Gradually, though, the high stimulation of the cosmic radiation—which had always caused a certain percentage of “Arctic Hysteria” in those men who lived far north or south—began to tell. The higher nervous type—the “cerebrotonic,” as Sheldon christened them—began to fret and break down into nervous irritation at everything. The type that could stand this stimulant and not become neurotic was a passive type, rather Mongolian in its stolidity and its power to let things pass. They were not inventive, this type that dominated now. They were not explorers. They liked to stick to their productive farms, small and intensively managed, with great skill and endurance, but with no wish to become more productive or to expand. Man was stabilizing at last with his environment.
And it was well he was, for what had been begun with a gentle hint to move away to less easily swamped land had now become an
order to stay away from the old homelands forever. For as the oceans increased in area these vast shallow seas stepped up the temperature, already raised a number of degrees by the disappearance of both polar caps and all giant ice- and snowfields. The lagoon, marsh, and swamp areas gave footing to semiaquatic plants. The conditions of the Amazon Valley and the mouth of the Congo River spread and became general round the whole equatorial belt of the earth. A vast belt of impenetrable jungle wove itself round the earth’s middle. It put out from the shores into the oceans, and Sargasso seas—hundreds-long miles of floating wrack—began to weave themselves out over the waves. These giant “sud” islands, monstrous developments of those floating packs and islands of vegetation that block the Nile, began to rear thickets and trees. They were tentacular semilands, putting out feelers to make contacts with each vegetation-crowded island, linking these up with one another, and finding anchorage between them. Then they would block the sea-passages in between, let down their roots, and so become fixtures.

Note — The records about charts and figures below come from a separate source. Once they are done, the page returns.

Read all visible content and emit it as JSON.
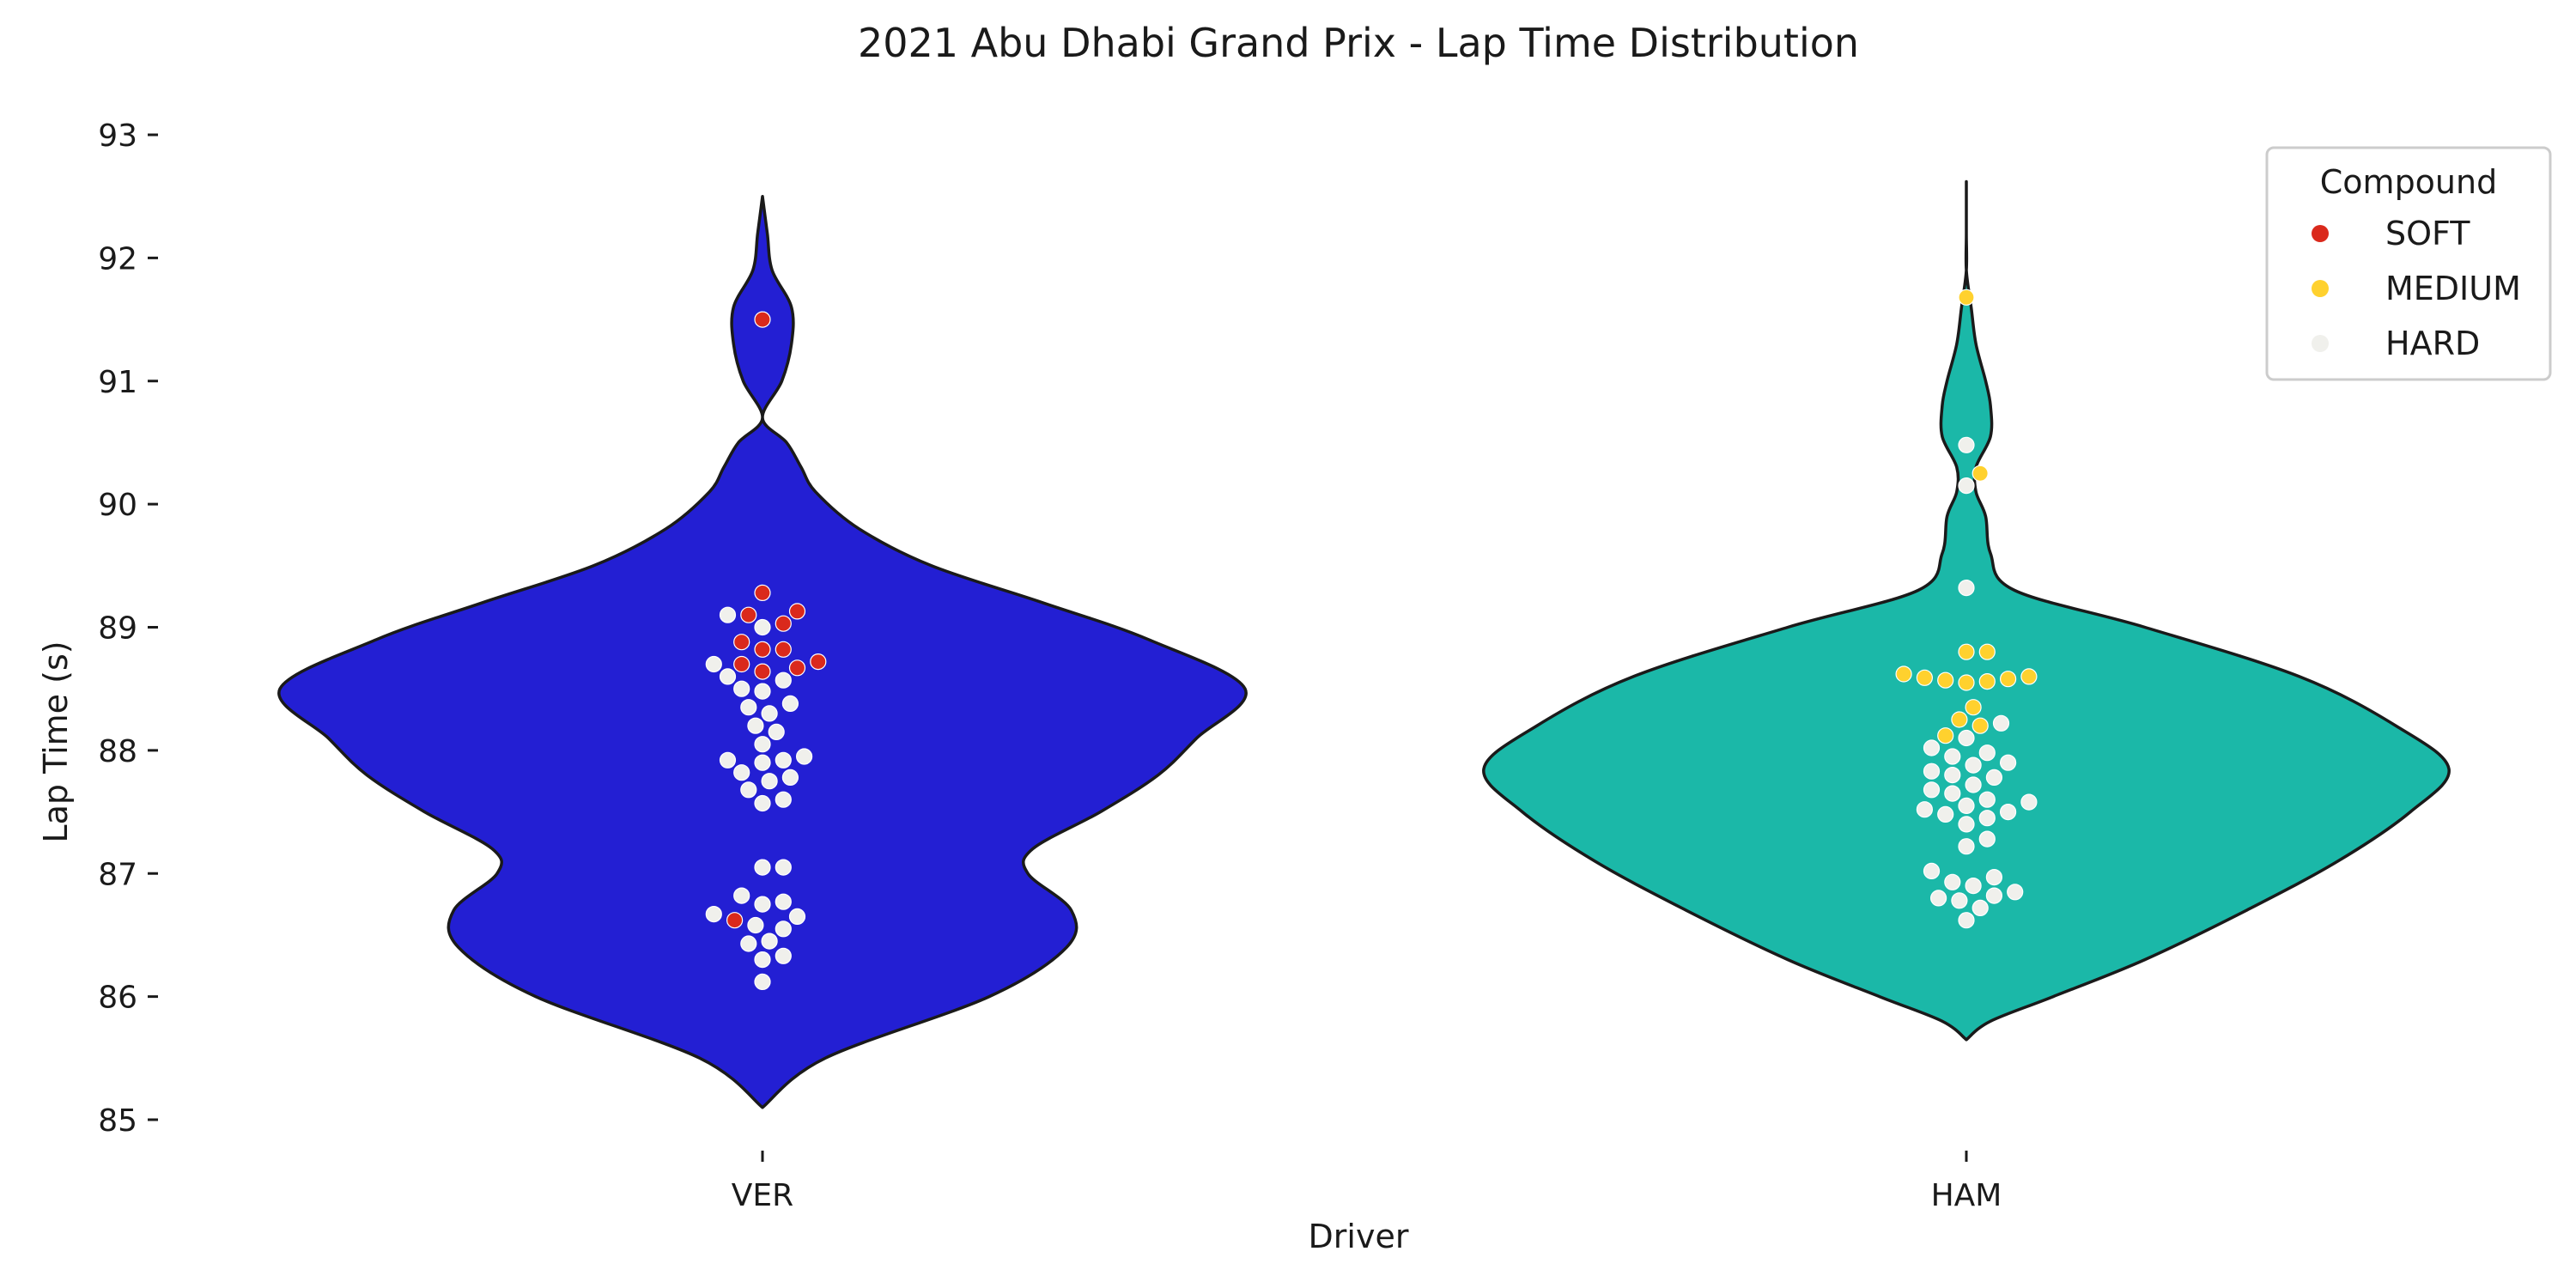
{
  "chart_data": {
    "type": "violin",
    "title": "2021 Abu Dhabi Grand Prix - Lap Time Distribution",
    "xlabel": "Driver",
    "ylabel": "Lap Time (s)",
    "categories": [
      "VER",
      "HAM"
    ],
    "ylim": [
      85,
      93
    ],
    "yticks": [
      85,
      86,
      87,
      88,
      89,
      90,
      91,
      92,
      93
    ],
    "grid": false,
    "legend": {
      "title": "Compound",
      "placement": "top-right",
      "entries": [
        {
          "name": "SOFT",
          "color": "#da291c"
        },
        {
          "name": "MEDIUM",
          "color": "#ffd12e"
        },
        {
          "name": "HARD",
          "color": "#f0f0ec"
        }
      ]
    },
    "series": [
      {
        "driver": "VER",
        "violin_color": "#231fd3",
        "laps": [
          {
            "t": 91.5,
            "compound": "SOFT"
          },
          {
            "t": 89.28,
            "compound": "SOFT"
          },
          {
            "t": 89.13,
            "compound": "SOFT"
          },
          {
            "t": 89.1,
            "compound": "SOFT"
          },
          {
            "t": 89.03,
            "compound": "SOFT"
          },
          {
            "t": 88.88,
            "compound": "SOFT"
          },
          {
            "t": 88.82,
            "compound": "SOFT"
          },
          {
            "t": 88.82,
            "compound": "SOFT"
          },
          {
            "t": 88.72,
            "compound": "SOFT"
          },
          {
            "t": 88.7,
            "compound": "SOFT"
          },
          {
            "t": 88.67,
            "compound": "SOFT"
          },
          {
            "t": 88.64,
            "compound": "SOFT"
          },
          {
            "t": 86.62,
            "compound": "SOFT"
          },
          {
            "t": 89.1,
            "compound": "HARD"
          },
          {
            "t": 89.0,
            "compound": "HARD"
          },
          {
            "t": 88.7,
            "compound": "HARD"
          },
          {
            "t": 88.6,
            "compound": "HARD"
          },
          {
            "t": 88.57,
            "compound": "HARD"
          },
          {
            "t": 88.5,
            "compound": "HARD"
          },
          {
            "t": 88.48,
            "compound": "HARD"
          },
          {
            "t": 88.38,
            "compound": "HARD"
          },
          {
            "t": 88.35,
            "compound": "HARD"
          },
          {
            "t": 88.3,
            "compound": "HARD"
          },
          {
            "t": 88.2,
            "compound": "HARD"
          },
          {
            "t": 88.15,
            "compound": "HARD"
          },
          {
            "t": 88.05,
            "compound": "HARD"
          },
          {
            "t": 87.95,
            "compound": "HARD"
          },
          {
            "t": 87.92,
            "compound": "HARD"
          },
          {
            "t": 87.92,
            "compound": "HARD"
          },
          {
            "t": 87.9,
            "compound": "HARD"
          },
          {
            "t": 87.82,
            "compound": "HARD"
          },
          {
            "t": 87.78,
            "compound": "HARD"
          },
          {
            "t": 87.75,
            "compound": "HARD"
          },
          {
            "t": 87.68,
            "compound": "HARD"
          },
          {
            "t": 87.6,
            "compound": "HARD"
          },
          {
            "t": 87.57,
            "compound": "HARD"
          },
          {
            "t": 87.05,
            "compound": "HARD"
          },
          {
            "t": 87.05,
            "compound": "HARD"
          },
          {
            "t": 86.82,
            "compound": "HARD"
          },
          {
            "t": 86.77,
            "compound": "HARD"
          },
          {
            "t": 86.75,
            "compound": "HARD"
          },
          {
            "t": 86.67,
            "compound": "HARD"
          },
          {
            "t": 86.65,
            "compound": "HARD"
          },
          {
            "t": 86.58,
            "compound": "HARD"
          },
          {
            "t": 86.55,
            "compound": "HARD"
          },
          {
            "t": 86.45,
            "compound": "HARD"
          },
          {
            "t": 86.43,
            "compound": "HARD"
          },
          {
            "t": 86.33,
            "compound": "HARD"
          },
          {
            "t": 86.3,
            "compound": "HARD"
          },
          {
            "t": 86.12,
            "compound": "HARD"
          }
        ]
      },
      {
        "driver": "HAM",
        "violin_color": "#1bb8a8",
        "laps": [
          {
            "t": 91.68,
            "compound": "MEDIUM"
          },
          {
            "t": 90.25,
            "compound": "MEDIUM"
          },
          {
            "t": 88.8,
            "compound": "MEDIUM"
          },
          {
            "t": 88.8,
            "compound": "MEDIUM"
          },
          {
            "t": 88.62,
            "compound": "MEDIUM"
          },
          {
            "t": 88.6,
            "compound": "MEDIUM"
          },
          {
            "t": 88.59,
            "compound": "MEDIUM"
          },
          {
            "t": 88.58,
            "compound": "MEDIUM"
          },
          {
            "t": 88.57,
            "compound": "MEDIUM"
          },
          {
            "t": 88.56,
            "compound": "MEDIUM"
          },
          {
            "t": 88.55,
            "compound": "MEDIUM"
          },
          {
            "t": 88.35,
            "compound": "MEDIUM"
          },
          {
            "t": 88.25,
            "compound": "MEDIUM"
          },
          {
            "t": 88.2,
            "compound": "MEDIUM"
          },
          {
            "t": 88.12,
            "compound": "MEDIUM"
          },
          {
            "t": 90.48,
            "compound": "HARD"
          },
          {
            "t": 90.15,
            "compound": "HARD"
          },
          {
            "t": 89.32,
            "compound": "HARD"
          },
          {
            "t": 88.22,
            "compound": "HARD"
          },
          {
            "t": 88.1,
            "compound": "HARD"
          },
          {
            "t": 88.02,
            "compound": "HARD"
          },
          {
            "t": 87.98,
            "compound": "HARD"
          },
          {
            "t": 87.95,
            "compound": "HARD"
          },
          {
            "t": 87.9,
            "compound": "HARD"
          },
          {
            "t": 87.88,
            "compound": "HARD"
          },
          {
            "t": 87.83,
            "compound": "HARD"
          },
          {
            "t": 87.8,
            "compound": "HARD"
          },
          {
            "t": 87.78,
            "compound": "HARD"
          },
          {
            "t": 87.72,
            "compound": "HARD"
          },
          {
            "t": 87.68,
            "compound": "HARD"
          },
          {
            "t": 87.65,
            "compound": "HARD"
          },
          {
            "t": 87.6,
            "compound": "HARD"
          },
          {
            "t": 87.58,
            "compound": "HARD"
          },
          {
            "t": 87.55,
            "compound": "HARD"
          },
          {
            "t": 87.52,
            "compound": "HARD"
          },
          {
            "t": 87.5,
            "compound": "HARD"
          },
          {
            "t": 87.48,
            "compound": "HARD"
          },
          {
            "t": 87.45,
            "compound": "HARD"
          },
          {
            "t": 87.4,
            "compound": "HARD"
          },
          {
            "t": 87.28,
            "compound": "HARD"
          },
          {
            "t": 87.22,
            "compound": "HARD"
          },
          {
            "t": 87.02,
            "compound": "HARD"
          },
          {
            "t": 86.97,
            "compound": "HARD"
          },
          {
            "t": 86.93,
            "compound": "HARD"
          },
          {
            "t": 86.9,
            "compound": "HARD"
          },
          {
            "t": 86.85,
            "compound": "HARD"
          },
          {
            "t": 86.82,
            "compound": "HARD"
          },
          {
            "t": 86.8,
            "compound": "HARD"
          },
          {
            "t": 86.78,
            "compound": "HARD"
          },
          {
            "t": 86.72,
            "compound": "HARD"
          },
          {
            "t": 86.62,
            "compound": "HARD"
          }
        ]
      }
    ],
    "violin_shapes": [
      {
        "driver": "VER",
        "profile_s": [
          85.1,
          85.5,
          86.0,
          86.4,
          86.7,
          87.0,
          87.2,
          87.5,
          87.8,
          88.1,
          88.5,
          88.9,
          89.2,
          89.5,
          89.8,
          90.1,
          90.3,
          90.5,
          90.7,
          91.0,
          91.3,
          91.6,
          91.9,
          92.2,
          92.5
        ],
        "half_width_frac_of_max": [
          0.0,
          0.13,
          0.47,
          0.63,
          0.64,
          0.55,
          0.56,
          0.7,
          0.82,
          0.9,
          1.0,
          0.8,
          0.58,
          0.35,
          0.2,
          0.11,
          0.08,
          0.05,
          0.0,
          0.04,
          0.06,
          0.06,
          0.02,
          0.01,
          0.0
        ]
      },
      {
        "driver": "HAM",
        "profile_s": [
          85.65,
          85.8,
          86.0,
          86.3,
          86.7,
          87.1,
          87.5,
          87.85,
          88.2,
          88.6,
          89.0,
          89.3,
          89.6,
          89.9,
          90.1,
          90.3,
          90.55,
          90.8,
          91.0,
          91.3,
          91.6,
          91.9,
          92.2,
          92.62
        ],
        "half_width_frac_of_max": [
          0.0,
          0.05,
          0.18,
          0.37,
          0.58,
          0.77,
          0.92,
          1.0,
          0.89,
          0.69,
          0.37,
          0.1,
          0.05,
          0.04,
          0.02,
          0.02,
          0.05,
          0.05,
          0.04,
          0.02,
          0.01,
          0.0,
          0.0,
          0.0
        ]
      }
    ]
  }
}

In these thick-woven jungles no light came save a green glow, and the ground was but a swamp yards deep in rotting fruit, leaf, and wood. Above the matted treetops an almost incessant warm rain poured down, feeding this spinning coil of vegetable life. In that green darkness not only another flora began to appear but another fauna. The great increase in carbon dioxide which the vast multiplication of vegetable life gave off made these jungles increasingly difficult for mammals. They became sluggish and stupefied. The giant insects of the Mesozoic began to appear and then swarm. Something like the dragonfly, but twenty-four inches across the wing, began to dart and swoop through the green dusk, gleaming like a ruby as it shot through a shaft of heavy golden sunlight. The mosquitoes were smaller, but a stinging fly only two inches across the wings could pierce through any coat of felt or hide. Animals then began to appear, who, with their warted armor-skins, could suffer such attacks, and these animals also were those who could stand much carbon dioxide and little oxygen. In short, in this equatorial belt the history of life was now being put into reverse. As the Mesozoic ended, the shallow warm seas went, grass appeared, the vast swamp forests went, the carbon dioxide fell, the oxygen increased, the Saurians therefore failed, and the mammals came forward. Now it was the turn of the Saurians to be offered a comeback and for man to be ordered into the wings.